According to CNN, Kiev's lobbying effort is still underway, but Ukraine officials were "surprised" when FIFA quickly reacted negatively:
The source said Zelensky’s office is offering to appear in a video link to fans in the stadium in Qatar, ahead of the game and was surprised by the negative response. It’s unclear if Zelensky’s message would be live, or taped.
"We thought FIFA wanted to use its platform for the greater good," the source said.
Is the Ukrainian leader's 'superstar' status waning?
Likely it has more to do with FIFA walking a tightrope in terms of wanting to avoid political topics and public displays at the Qatar-hosted tournament. So far it's sought to avoid controversy on everything from the proposed 'One Love' armbands that some European teams wanted to wear, to imagery in favor of Iranian anti-government demonstrators.

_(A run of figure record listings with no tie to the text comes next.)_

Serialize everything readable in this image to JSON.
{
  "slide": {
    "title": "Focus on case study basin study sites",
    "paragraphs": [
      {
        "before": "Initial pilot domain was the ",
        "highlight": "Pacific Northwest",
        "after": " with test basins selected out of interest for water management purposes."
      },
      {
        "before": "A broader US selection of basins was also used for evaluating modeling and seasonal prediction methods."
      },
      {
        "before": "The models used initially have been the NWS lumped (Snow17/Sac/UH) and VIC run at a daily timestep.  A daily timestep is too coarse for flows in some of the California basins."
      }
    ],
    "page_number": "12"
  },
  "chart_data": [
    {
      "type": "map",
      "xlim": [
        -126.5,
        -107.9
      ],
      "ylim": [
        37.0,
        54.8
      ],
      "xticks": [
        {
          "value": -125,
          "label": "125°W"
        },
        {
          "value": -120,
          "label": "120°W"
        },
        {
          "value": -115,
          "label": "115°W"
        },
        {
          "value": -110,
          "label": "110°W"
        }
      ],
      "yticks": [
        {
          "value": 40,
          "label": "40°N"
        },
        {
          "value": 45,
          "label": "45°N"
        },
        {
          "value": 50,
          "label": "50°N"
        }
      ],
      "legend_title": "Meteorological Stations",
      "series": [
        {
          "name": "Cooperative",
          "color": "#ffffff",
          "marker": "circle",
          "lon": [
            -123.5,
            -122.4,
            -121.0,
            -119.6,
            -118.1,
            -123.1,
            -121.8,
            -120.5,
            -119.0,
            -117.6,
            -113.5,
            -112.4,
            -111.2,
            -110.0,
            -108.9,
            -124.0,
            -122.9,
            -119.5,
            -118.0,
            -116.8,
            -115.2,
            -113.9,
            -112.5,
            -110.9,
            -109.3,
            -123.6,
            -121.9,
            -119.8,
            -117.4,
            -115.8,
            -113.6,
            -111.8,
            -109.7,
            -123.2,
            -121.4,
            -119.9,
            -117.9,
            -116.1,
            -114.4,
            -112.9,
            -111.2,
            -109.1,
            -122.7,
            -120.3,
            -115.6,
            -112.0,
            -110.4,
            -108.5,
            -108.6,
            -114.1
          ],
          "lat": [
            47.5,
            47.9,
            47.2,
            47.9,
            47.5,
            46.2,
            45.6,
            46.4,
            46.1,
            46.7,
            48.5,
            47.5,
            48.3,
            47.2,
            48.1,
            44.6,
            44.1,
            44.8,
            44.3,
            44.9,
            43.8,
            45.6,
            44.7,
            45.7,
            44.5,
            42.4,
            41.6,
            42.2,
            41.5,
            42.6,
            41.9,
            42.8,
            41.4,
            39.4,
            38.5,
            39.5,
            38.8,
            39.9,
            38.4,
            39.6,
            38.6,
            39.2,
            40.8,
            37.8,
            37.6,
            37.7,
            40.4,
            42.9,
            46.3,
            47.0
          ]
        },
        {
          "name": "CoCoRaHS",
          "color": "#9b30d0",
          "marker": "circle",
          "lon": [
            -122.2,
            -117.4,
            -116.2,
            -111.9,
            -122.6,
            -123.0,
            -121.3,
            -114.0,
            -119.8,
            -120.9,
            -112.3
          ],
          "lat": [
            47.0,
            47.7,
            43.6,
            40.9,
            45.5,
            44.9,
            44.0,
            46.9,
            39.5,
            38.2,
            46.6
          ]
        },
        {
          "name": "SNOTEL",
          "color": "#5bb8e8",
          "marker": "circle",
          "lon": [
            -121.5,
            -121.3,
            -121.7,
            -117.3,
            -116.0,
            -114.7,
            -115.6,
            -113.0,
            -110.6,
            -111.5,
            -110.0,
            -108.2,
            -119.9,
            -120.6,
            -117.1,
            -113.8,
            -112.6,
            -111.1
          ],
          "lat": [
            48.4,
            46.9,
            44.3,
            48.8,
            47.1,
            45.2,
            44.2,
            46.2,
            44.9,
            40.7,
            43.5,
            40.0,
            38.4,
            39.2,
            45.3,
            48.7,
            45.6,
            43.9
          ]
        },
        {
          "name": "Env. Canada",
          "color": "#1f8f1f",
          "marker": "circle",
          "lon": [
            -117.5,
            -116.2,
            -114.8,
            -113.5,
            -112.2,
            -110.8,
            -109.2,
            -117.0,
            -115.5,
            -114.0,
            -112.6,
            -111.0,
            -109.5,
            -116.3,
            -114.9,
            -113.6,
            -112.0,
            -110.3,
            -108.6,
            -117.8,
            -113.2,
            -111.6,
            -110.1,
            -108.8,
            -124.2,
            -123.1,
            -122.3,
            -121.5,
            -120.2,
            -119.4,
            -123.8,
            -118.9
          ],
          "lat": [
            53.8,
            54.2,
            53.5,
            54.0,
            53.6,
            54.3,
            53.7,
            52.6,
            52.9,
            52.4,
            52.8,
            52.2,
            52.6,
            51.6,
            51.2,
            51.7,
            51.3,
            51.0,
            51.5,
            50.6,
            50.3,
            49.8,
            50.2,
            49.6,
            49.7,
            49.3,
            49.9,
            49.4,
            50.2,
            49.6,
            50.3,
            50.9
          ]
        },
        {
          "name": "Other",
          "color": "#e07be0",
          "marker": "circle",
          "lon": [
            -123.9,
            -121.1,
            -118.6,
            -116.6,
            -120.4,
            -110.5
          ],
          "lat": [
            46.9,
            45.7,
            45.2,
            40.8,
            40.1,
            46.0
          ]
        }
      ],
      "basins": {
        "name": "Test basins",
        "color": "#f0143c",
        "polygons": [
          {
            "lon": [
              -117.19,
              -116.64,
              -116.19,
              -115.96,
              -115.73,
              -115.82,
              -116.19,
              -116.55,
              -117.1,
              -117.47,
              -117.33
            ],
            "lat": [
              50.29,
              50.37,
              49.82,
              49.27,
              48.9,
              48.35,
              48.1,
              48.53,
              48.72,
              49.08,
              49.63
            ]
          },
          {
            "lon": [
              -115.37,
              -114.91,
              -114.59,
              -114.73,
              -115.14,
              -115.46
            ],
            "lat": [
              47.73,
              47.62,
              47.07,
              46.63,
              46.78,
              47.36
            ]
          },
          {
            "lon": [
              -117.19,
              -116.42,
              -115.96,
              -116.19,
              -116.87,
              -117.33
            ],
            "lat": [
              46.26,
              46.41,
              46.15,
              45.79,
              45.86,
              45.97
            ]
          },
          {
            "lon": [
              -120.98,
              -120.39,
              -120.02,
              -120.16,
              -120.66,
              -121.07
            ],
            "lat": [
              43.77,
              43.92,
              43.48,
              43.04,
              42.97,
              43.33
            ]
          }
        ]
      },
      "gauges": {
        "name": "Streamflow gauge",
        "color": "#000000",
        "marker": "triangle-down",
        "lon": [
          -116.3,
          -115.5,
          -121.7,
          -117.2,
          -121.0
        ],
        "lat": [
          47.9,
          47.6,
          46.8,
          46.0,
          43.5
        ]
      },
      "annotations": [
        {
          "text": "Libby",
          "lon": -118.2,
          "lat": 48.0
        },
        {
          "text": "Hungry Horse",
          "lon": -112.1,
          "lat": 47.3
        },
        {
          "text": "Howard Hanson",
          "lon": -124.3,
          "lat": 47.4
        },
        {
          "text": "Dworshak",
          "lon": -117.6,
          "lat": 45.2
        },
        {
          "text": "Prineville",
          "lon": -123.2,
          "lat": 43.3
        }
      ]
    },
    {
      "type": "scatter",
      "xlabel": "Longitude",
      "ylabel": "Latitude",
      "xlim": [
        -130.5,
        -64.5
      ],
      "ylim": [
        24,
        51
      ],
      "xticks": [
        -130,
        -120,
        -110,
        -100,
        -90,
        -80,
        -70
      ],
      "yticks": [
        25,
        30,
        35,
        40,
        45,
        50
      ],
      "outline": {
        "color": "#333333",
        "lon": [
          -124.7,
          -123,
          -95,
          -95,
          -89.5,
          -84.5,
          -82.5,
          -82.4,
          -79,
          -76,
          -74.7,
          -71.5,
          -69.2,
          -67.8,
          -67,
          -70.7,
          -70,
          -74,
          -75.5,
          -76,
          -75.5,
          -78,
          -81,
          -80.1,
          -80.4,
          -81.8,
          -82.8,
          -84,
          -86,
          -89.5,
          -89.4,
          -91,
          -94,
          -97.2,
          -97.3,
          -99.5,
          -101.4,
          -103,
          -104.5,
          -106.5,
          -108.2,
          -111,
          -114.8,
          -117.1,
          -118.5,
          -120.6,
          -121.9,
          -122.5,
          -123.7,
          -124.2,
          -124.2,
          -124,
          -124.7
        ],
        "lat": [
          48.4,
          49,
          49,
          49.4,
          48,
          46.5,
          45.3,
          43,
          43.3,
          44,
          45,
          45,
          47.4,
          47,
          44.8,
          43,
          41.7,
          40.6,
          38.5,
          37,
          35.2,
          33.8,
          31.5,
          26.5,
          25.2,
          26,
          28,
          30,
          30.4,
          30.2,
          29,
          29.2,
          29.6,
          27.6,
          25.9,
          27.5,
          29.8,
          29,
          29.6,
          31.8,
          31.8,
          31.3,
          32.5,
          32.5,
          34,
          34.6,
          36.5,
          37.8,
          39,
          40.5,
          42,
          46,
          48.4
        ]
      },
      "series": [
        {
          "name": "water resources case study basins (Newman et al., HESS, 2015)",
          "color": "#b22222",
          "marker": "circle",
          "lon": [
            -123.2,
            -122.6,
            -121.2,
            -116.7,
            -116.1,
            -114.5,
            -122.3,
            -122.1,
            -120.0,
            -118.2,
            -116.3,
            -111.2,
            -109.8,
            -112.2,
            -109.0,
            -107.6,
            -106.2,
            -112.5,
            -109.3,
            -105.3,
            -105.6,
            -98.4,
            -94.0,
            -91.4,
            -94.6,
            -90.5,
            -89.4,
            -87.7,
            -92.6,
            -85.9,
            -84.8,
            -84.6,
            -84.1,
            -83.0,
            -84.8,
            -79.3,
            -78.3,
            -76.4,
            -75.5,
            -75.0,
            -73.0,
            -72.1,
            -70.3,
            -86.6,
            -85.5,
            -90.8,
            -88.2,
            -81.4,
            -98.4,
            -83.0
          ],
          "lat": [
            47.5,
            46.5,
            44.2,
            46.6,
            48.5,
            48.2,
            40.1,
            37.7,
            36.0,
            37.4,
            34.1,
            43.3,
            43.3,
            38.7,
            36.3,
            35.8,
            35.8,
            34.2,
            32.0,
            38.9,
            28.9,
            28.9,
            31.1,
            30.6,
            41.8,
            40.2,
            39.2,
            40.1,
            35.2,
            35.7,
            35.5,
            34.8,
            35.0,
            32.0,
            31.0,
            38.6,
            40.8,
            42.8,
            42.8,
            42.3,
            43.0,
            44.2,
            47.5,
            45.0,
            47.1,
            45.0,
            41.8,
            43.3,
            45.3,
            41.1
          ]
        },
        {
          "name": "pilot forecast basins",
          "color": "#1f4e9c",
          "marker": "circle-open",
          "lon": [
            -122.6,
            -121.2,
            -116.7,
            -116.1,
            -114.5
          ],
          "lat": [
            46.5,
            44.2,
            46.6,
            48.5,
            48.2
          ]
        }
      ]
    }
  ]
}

FIFA president Gianni Infantino in a Friday news conference explained that the organization had put a stop to a number of attempts to make "political statements" in Qatar because it must "take care of everyone."
"We are a global organization and we don’t discriminate against anyone," Infantino explained. "We are defending values, we are defending human rights and rights of everyone at the World Cup. Those fans and the billions watching on TV, they have their own problems. They just want to watch 90 or 120 minutes without having to think about anything, but just enjoying a little moment of pleasure and joy. We have to give them a moment when they can forget about their problems and enjoy football."
Of course, this very rational, straightforward explanation is unlikely to appease Ukrainian officials... but at least they have the consolation that Zelensky was declared Time's Person of the Year.